3. Potatoes have a high satiety index

Among various foods tested for their ability to satisfy hunger, potatoes came out on top. Probably due to their capacity to keep hunger at bay, potatoes prepared healthfully (baked, roasted or microwaved) were shown to be a nutritious part of a balanced weight loss diet. Remembering portion control of course.

Potatoes have been shunned by many because of their high glycemic index (GI), a measure of a food’s capacity to raise blood glucose. This can be a problem for people with poor blood sugar control, like type II diabetics, who should limit their intake of high GI foods. Interestingly, studies have shown that cooling or adding vinegar substantially lowers the GI of potatoes. (Making them higher in resistant starch.)

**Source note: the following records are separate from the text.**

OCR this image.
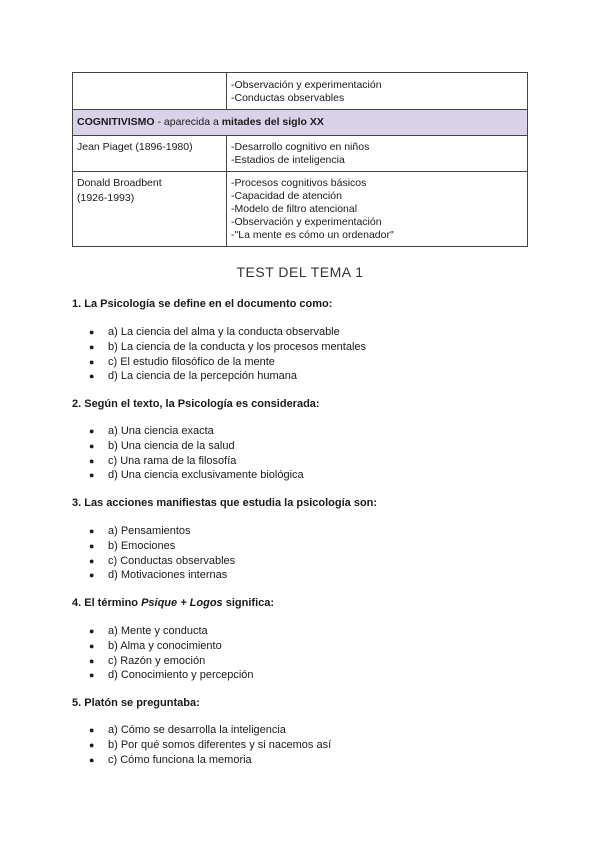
	-Observación y experimentación
-Conductas observables

COGNITIVISMO - aparecida a mitades del siglo XX	

Jean Piaget (1896-1980)	-Desarrollo cognitivo en niños
-Estadios de inteligencia

Donald Broadbent
(1926-1993)	-Procesos cognitivos básicos
-Capacidad de atención
-Modelo de filtro atencional
-Observación y experimentación
-"La mente es cómo un ordenador"
TEST DEL TEMA 1
1. La Psicología se define en el documento como:
● a) La ciencia del alma y la conducta observable
● b) La ciencia de la conducta y los procesos mentales
● c) El estudio filosófico de la mente
● d) La ciencia de la percepción humana
2. Según el texto, la Psicología es considerada:
● a) Una ciencia exacta
● b) Una ciencia de la salud
● c) Una rama de la filosofía
● d) Una ciencia exclusivamente biológica
3. Las acciones manifiestas que estudia la psicología son:
● a) Pensamientos
● b) Emociones
● c) Conductas observables
● d) Motivaciones internas
4. El término Psique + Logos significa:
● a) Mente y conducta
● b) Alma y conocimiento
● c) Razón y emoción
● d) Conocimiento y percepción
5. Platón se preguntaba:
● a) Cómo se desarrolla la inteligencia
● b) Por qué somos diferentes y si nacemos así
● c) Cómo funciona la memoria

4. Potatoes are brimming with important B vitamins

B vitamins are important for cell renewal, DNA and protein synthesis, energy production and synthesis of mood-boosting chemicals like serotonin. Potatoes provide a significant amount of the B vitamins too.

5. Immunity

Vitamin C can help prevent everything from scurvy to the common cold, and potatoes are full of this nutrient, with about 45 percent of the recommended daily intake per medium baked potato.

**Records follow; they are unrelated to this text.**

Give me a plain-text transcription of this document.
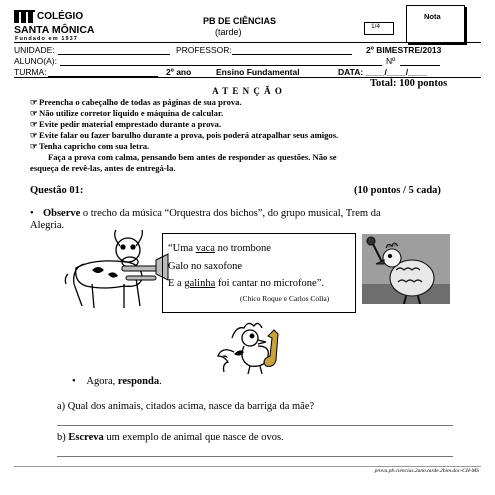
COLÉGIO
SANTA MÔNICA
Fundado em 1937
PB DE CIÊNCIAS
(tarde)
1/4
Nota
UNIDADE:	PROFESSOR:	2º BIMESTRE/2013
ALUNO(A):	Nº
TURMA:	2º ano	Ensino Fundamental	DATA: ____/____/____
Total: 100 pontos
A T E N Ç Ã O
☞Preencha o cabeçalho de todas as páginas de sua prova.
☞Não utilize corretor líquido e máquina de calcular.
☞Evite pedir material emprestado durante a prova.
☞Evite falar ou fazer barulho durante a prova, pois poderá atrapalhar seus amigos.
☞Tenha capricho com sua letra.
Faça a prova com calma, pensando bem antes de responder as questões. Não se
esqueça de revê-las, antes de entregá-la.
Questão 01:	(10 pontos / 5 cada)
• Observe o trecho da música “Orquestra dos bichos”, do grupo musical, Trem da
Alegria.
“Uma vaca no trombone
Galo no saxofone
E a galinha foi cantar no microfone”.
(Chico Roque e Carlos Colla)
• Agora, responda.
a) Qual dos animais, citados acima, nasce da barriga da mãe?
b) Escreva um exemplo de animal que nasce de ovos.
prova.pb.ciencias.2ano.tarde.2bim.doc-CH-MS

6. Potatoes contain resistant starch that fuels friendly gut bacteria

Cooked and cooled potatoes contain amylose, which is resistant to digestion by the stomach and small intestine but feeds the good bacteria in the colon. There is a lot of recent research into resistant starch that I’ll do a blog on another time!

There you have it. The good old potato is not nutritionally empty, as we were made to believe. While you may be tempted to subsist on potatoes alone (they are delicious), portion control and moderation are key, like with all superfoods! As common sense and science tells us, nothing beats a balanced, diverse diet, rich in whole, unprocessed foods.